Remember, Lord, what has happened to us;

    look, and see our disgrace.

2 Our inheritance has been turned over to strangers,

    our homes to foreigners.

3 We have become fatherless,

    our mothers are widows.

4 We must buy the water we drink;

    our wood can be had only at a price.

5 Those who pursue us are at our heels;

    we are weary and find no rest.

6 We submitted to Egypt and Assyria

    to get enough bread.

7 Our ancestors sinned and are no more,

    and we bear their punishment.

8 Slaves rule over us,

    and there is no one to free us from their hands.

9 We get our bread at the risk of our lives

    because of the sword in the desert.

10 Our skin is hot as an oven,

    feverish from hunger.

11 Women have been violated in Zion,

    and virgins in the towns of Judah.

12 Princes have been hung up by their hands;

    elders are shown no respect.

13 Young men toil at the millstones;

    boys stagger under loads of wood.

14 The elders are gone from the city gate;

    the young men have stopped their music.

15 Joy is gone from our hearts;

    our dancing has turned to mourning.

16 The crown has fallen from our head.

    Woe to us, for we have sinned!

17 Because of this our hearts are faint;

    because of these things our eyes grow dim

18 for Mount Zion, which lies desolate,

    with jackals prowling over it.

19 You, Lord, reign for ever;

    your throne endures from generation to generation.

20 Why do you always forget us?

    Why do you forsake us so long?

21 Restore us to yourself, Lord, that we may return;

    renew our days as of old

22 unless you have utterly rejected us

    and are angry with us beyond measure.

So, after a pause, we return to Lamentations for the final chapter.

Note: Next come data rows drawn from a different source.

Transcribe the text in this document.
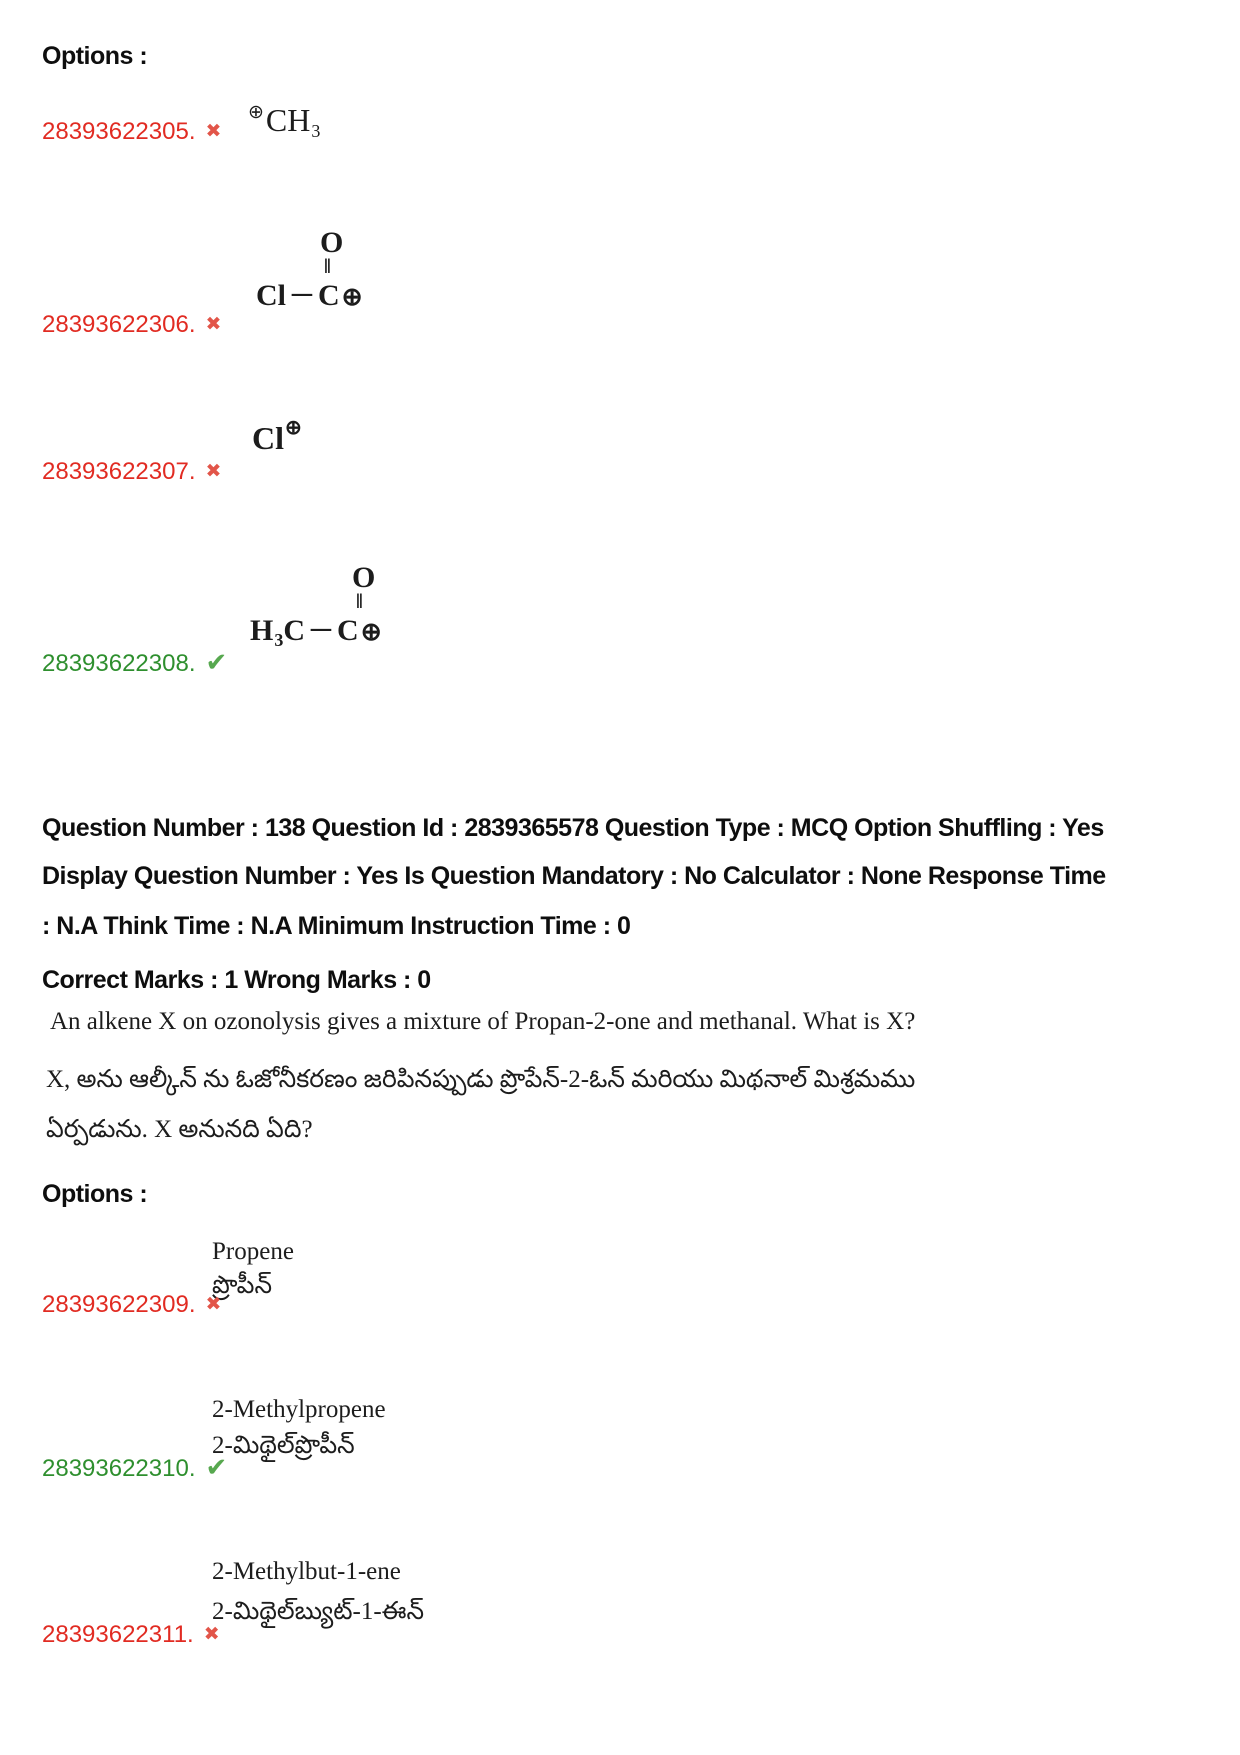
Options :
28393622305. ✖
⊕CH3
O
‖
Cl — C⊕
28393622306. ✖
Cl⊕
28393622307. ✖
O
‖
$H_3C$ — C⊕
28393622308. ✔
Question Number : 138 Question Id : 2839365578 Question Type : MCQ Option Shuffling : Yes
Display Question Number : Yes Is Question Mandatory : No Calculator : None Response Time
: N.A Think Time : N.A Minimum Instruction Time : 0
Correct Marks : 1 Wrong Marks : 0
An alkene X on ozonolysis gives a mixture of Propan-2-one and methanal. What is X?
X, అను ఆల్కీన్ ను ఓజోనీకరణం జరిపినప్పుడు ప్రొపేన్-2-ఓన్ మరియు మిథనాల్ మిశ్రమము
ఏర్పడును. X అనునది ఏది?
Options :
Propene
ప్రొపీన్
28393622309. ✖
2-Methylpropene
2-మిథైల్‌ప్రొపీన్
28393622310. ✔
2-Methylbut-1-ene
2-మిథైల్‌బ్యుట్-1-ఈన్
28393622311. ✖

Here we find a note of hope, even though it is in the midst of grievous suffering. It comes in the form of this prayer:

“Restore us to yourself, Lord, that we may return; renew our days as of old” (21).

I first came across this request in the language of the ‘King James Version’ of the Bible, where it says:

“Turn thou us unto thee, O Lord, and we shall be turned…”

Just as no-one can turn to the Lord without His gracious, Sovereign initiative, so no-one can turn back to Him without His Help. It seems to me that this is a hopeful conclusion to the book, because the people of God are humbling themselves. They recognise they are incapable of authentic repentance in their own strength, and so they confess their need to God. In desperation they are thrown back on Him, and they know that if He comes to their aid, they will make moves in the right direction.

“Restore us, O Lord, and bring us back to you again!

    Give us back the joys we once had!” New Living Translation.

Do you need to personalise this prayer today?